Permits a trespasser’s possession of real property to ripen into ownership through the passage of time. In New York, the following requirements must exist for no less than ten years (10 years) :
- Open & Notorious Possession : an adverse possessor must be using the property publicly, and not hiding his or her use.
- Hostile Possession : an adverse possessor occupies the property without (i) offering to purchase it from the owner, (ii) the owner’s permission to use the property, or (iii) acknowledging to anyone that the owner has title to the property.
- Tip! If you notice that your neighbor is using part of your property regularly, it may be wise to give written permission to use the property, to protect against adverse possession in the future.
- Exclusive & Continuous Possession : the ten year requirement must be unbroken and continuous; the adverse possessor may leave and come back for short periods, but the use of the property cannot be intermittent.
- Actual Possession : the adverse possessor must actually be using the property as if it was his or her own.
- Good Faith Claim of Right : the adverse possessor must demonstrate that he or she took possession with an objective good faith belief that he or she owned the property. If the adverse possessor knew that the property did not belong to him or her, then he or she cannot establish adverse possession.
- No Disability : the owner was not under any disability (ex. infant or mental incompetent) when the adverse possession began.

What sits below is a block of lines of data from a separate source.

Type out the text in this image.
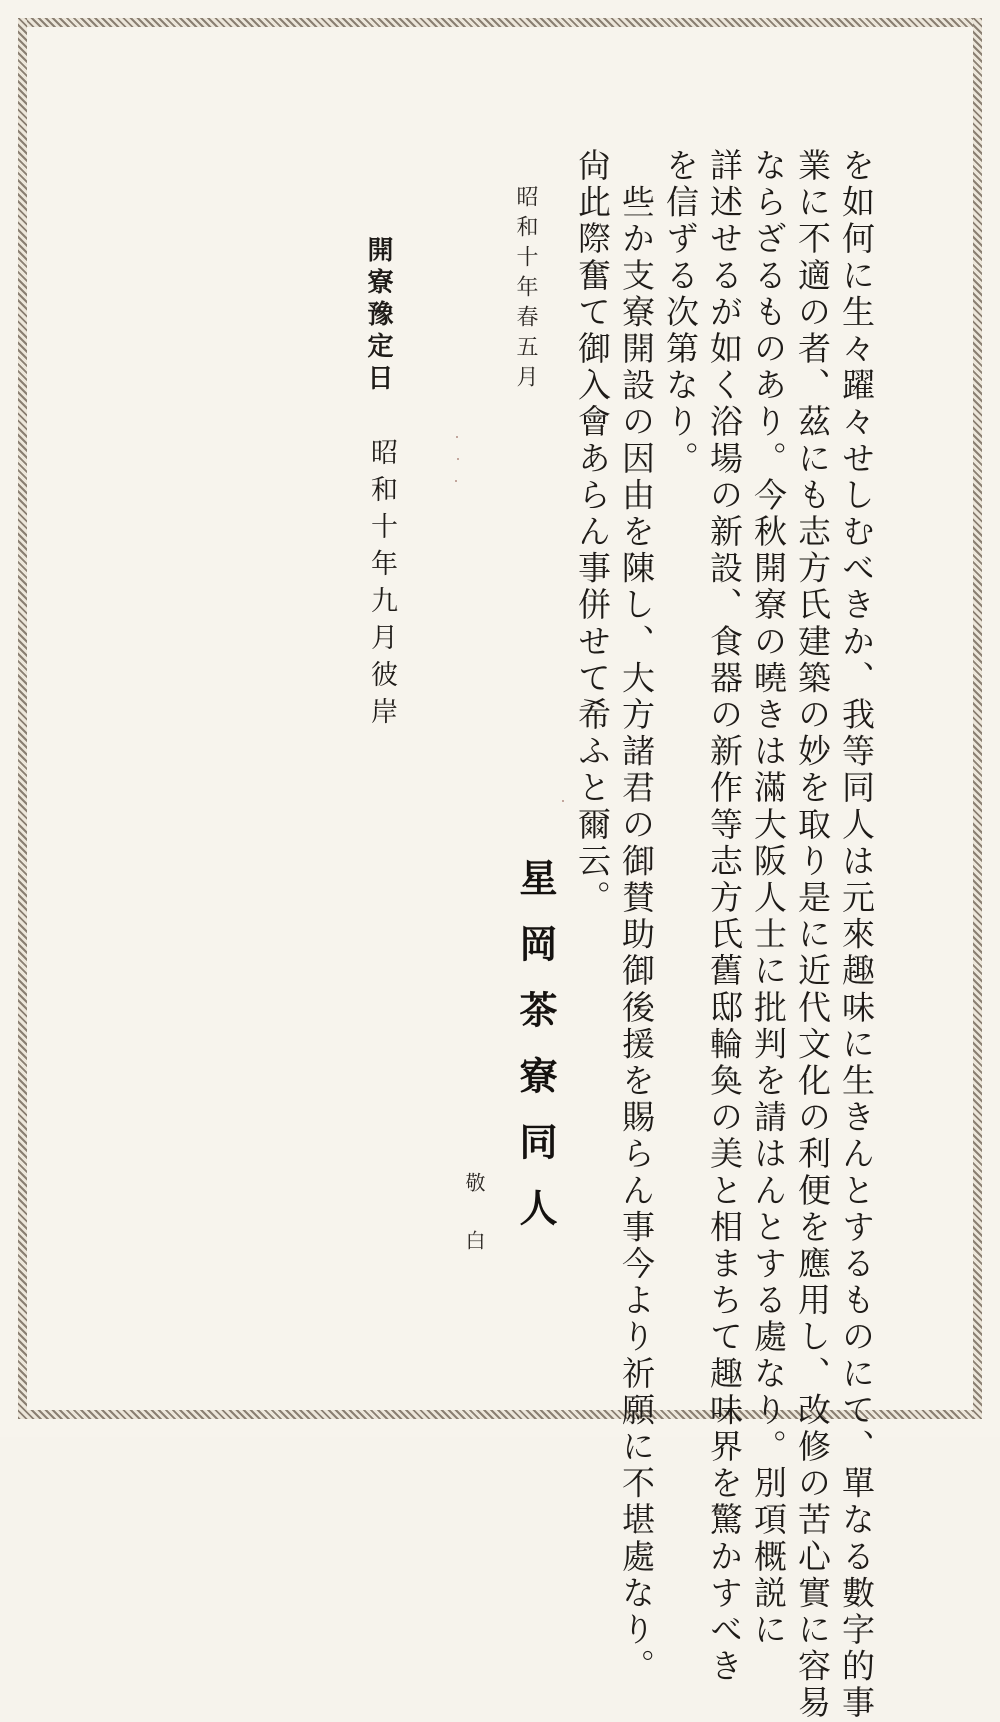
を如何に生々躍々せしむべきか、我等同人は元來趣味に生きんとするものにて、單なる數字的事
業に不適の者、茲にも志方氏建築の妙を取り是に近代文化の利便を應用し、改修の苦心實に容易
ならざるものあり。今秋開寮の曉きは滿大阪人士に批判を請はんとする處なり。別項概説に
詳述せるが如く浴場の新設、食器の新作等志方氏舊邸輪奐の美と相まちて趣味界を驚かすべき
を信ずる次第なり。
　些か支寮開設の因由を陳し、大方諸君の御賛助御後援を賜らん事今より祈願に不堪處なり。
尙此際奮て御入會あらん事併せて希ふと爾云。
昭和十年春五月
星岡茶寮同人
敬白
開寮豫定日
昭和十年九月彼岸
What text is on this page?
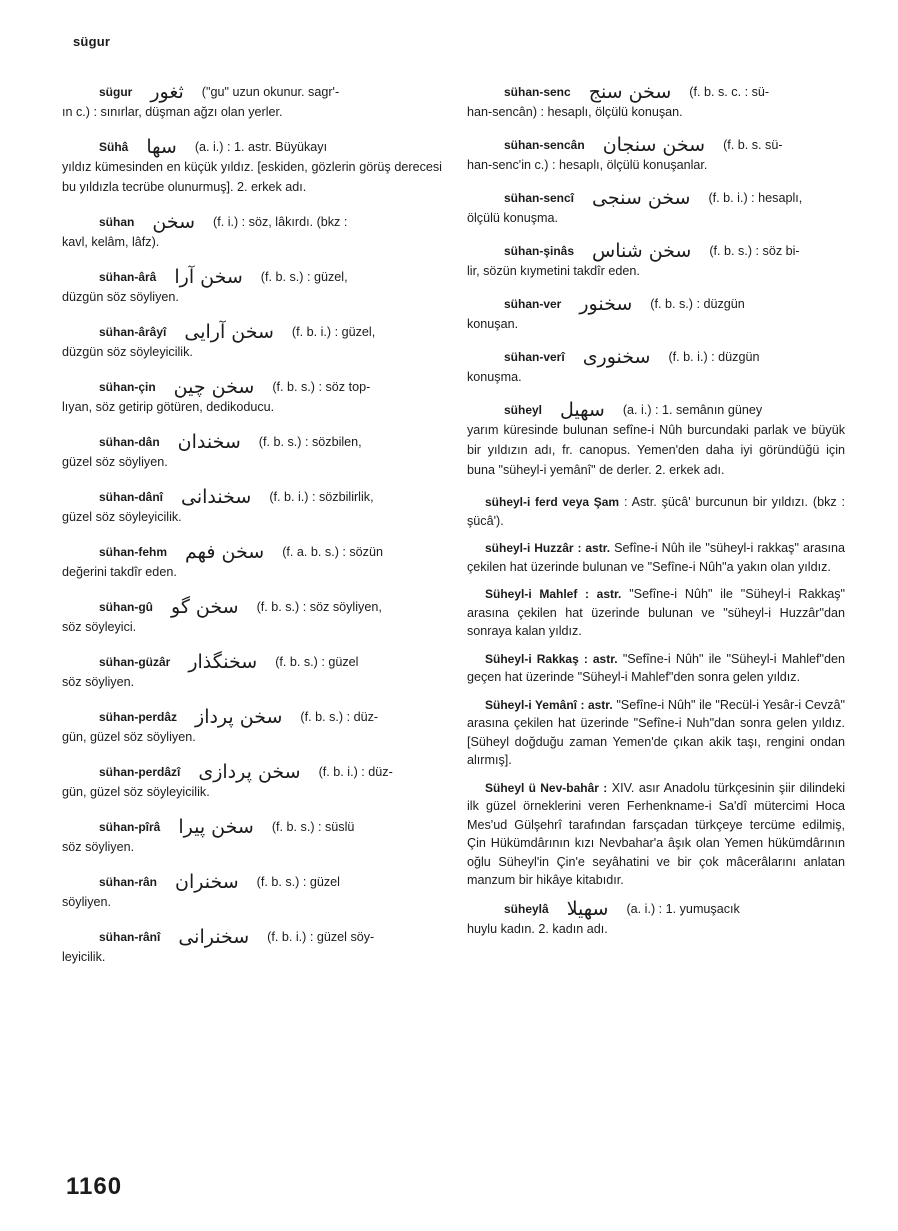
sügur
sügur ثغور ("gu" uzun okunur. sagr'-
ın c.) : sınırlar, düşman ağzı olan yerler.
Sühâ سها (a. i.) : 1. astr. Büyükayı
yıldız kümesinden en küçük yıldız. [eskiden, gözlerin görüş derecesi bu yıldızla tecrübe olunurmuş]. 2. erkek adı.
sühan سخن (f. i.) : söz, lâkırdı. (bkz :
kavl, kelâm, lâfz).
sühan-ârâ سخن آرا (f. b. s.) : güzel,
düzgün söz söyliyen.
sühan-ârâyî سخن آرايى (f. b. i.) : güzel,
düzgün söz söyleyicilik.
sühan-çin سخن چين (f. b. s.) : söz top-
lıyan, söz getirip götüren, dedikoducu.
sühan-dân سخندان (f. b. s.) : sözbilen,
güzel söz söyliyen.
sühan-dânî سخندانى (f. b. i.) : sözbilirlik,
güzel söz söyleyicilik.
sühan-fehm سخن فهم (f. a. b. s.) : sözün
değerini takdîr eden.
sühan-gû سخن گو (f. b. s.) : söz söyliyen,
söz söyleyici.
sühan-güzâr سخنگذار (f. b. s.) : güzel
söz söyliyen.
sühan-perdâz سخن پرداز (f. b. s.) : düz-
gün, güzel söz söyliyen.
sühan-perdâzî سخن پردازى (f. b. i.) : düz-
gün, güzel söz söyleyicilik.
sühan-pîrâ سخن پيرا (f. b. s.) : süslü
söz söyliyen.
sühan-rân سخنران (f. b. s.) : güzel
söyliyen.
sühan-rânî سخنرانى (f. b. i.) : güzel söy-
leyicilik.
sühan-senc سخن سنج (f. b. s. c. : sü-
han-sencân) : hesaplı, ölçülü konuşan.
sühan-sencân سخن سنجان (f. b. s. sü-
han-senc'in c.) : hesaplı, ölçülü konuşanlar.
sühan-sencî سخن سنجى (f. b. i.) : hesaplı,
ölçülü konuşma.
sühan-şinâs سخن شناس (f. b. s.) : söz bi-
lir, sözün kıymetini takdîr eden.
sühan-ver سخنور (f. b. s.) : düzgün
konuşan.
sühan-verî سخنورى (f. b. i.) : düzgün
konuşma.
süheyl سهيل (a. i.) : 1. semânın güney
yarım küresinde bulunan sefîne-i Nûh burcundaki parlak ve büyük bir yıldızın adı, fr. canopus. Yemen'den daha iyi göründüğü için buna "süheyl-i yemânî" de derler. 2. erkek adı.
süheyl-i ferd veya Şam : Astr. şücâ' burcunun bir yıldızı. (bkz : şücâ').
süheyl-i Huzzâr : astr. Sefîne-i Nûh ile "süheyl-i rakkaş" arasına çekilen hat üzerinde bulunan ve "Sefîne-i Nûh"a yakın olan yıldız.
Süheyl-i Mahlef : astr. "Sefîne-i Nûh" ile "Süheyl-i Rakkaş" arasına çekilen hat üzerinde bulunan ve "süheyl-i Huzzâr"dan sonraya kalan yıldız.
Süheyl-i Rakkaş : astr. "Sefîne-i Nûh" ile "Süheyl-i Mahlef"den geçen hat üzerinde "Süheyl-i Mahlef"den sonra gelen yıldız.
Süheyl-i Yemânî : astr. "Sefîne-i Nûh" ile "Recül-i Yesâr-i Cevzâ" arasına çekilen hat üzerinde "Sefîne-i Nuh"dan sonra gelen yıldız. [Süheyl doğduğu zaman Yemen'de çıkan akik taşı, rengini ondan alırmış].
Süheyl ü Nev-bahâr : XIV. asır Anadolu türkçesinin şiir dilindeki ilk güzel örneklerini veren Ferhenkname-i Sa'dî mütercimi Hoca Mes'ud Gülşehrî tarafından farsçadan türkçeye tercüme edilmiş, Çin Hükümdârının kızı Nevbahar'a âşık olan Yemen hükümdârının oğlu Süheyl'in Çin'e seyâhatini ve bir çok mâcerâlarını anlatan manzum bir hikâye kitabıdır.
süheylâ سهيلا (a. i.) : 1. yumuşacık
huylu kadın. 2. kadın adı.
1160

- Example : James and Eliza live next to each other. There is no dividing fence between their yards. James builds a shed that is actually 15 square feet onto Eliza’s side of the property. Eliza does not say anything. James uses the shed as if it were on his own land. James does this for 12 years. James may establish that he “owns” the land on Eliza’s property which his shed was encroaching on. Eliza could have stopped James by asking him to remove his shed, or to sign an agreement indicating their mutual consent to the arrangement.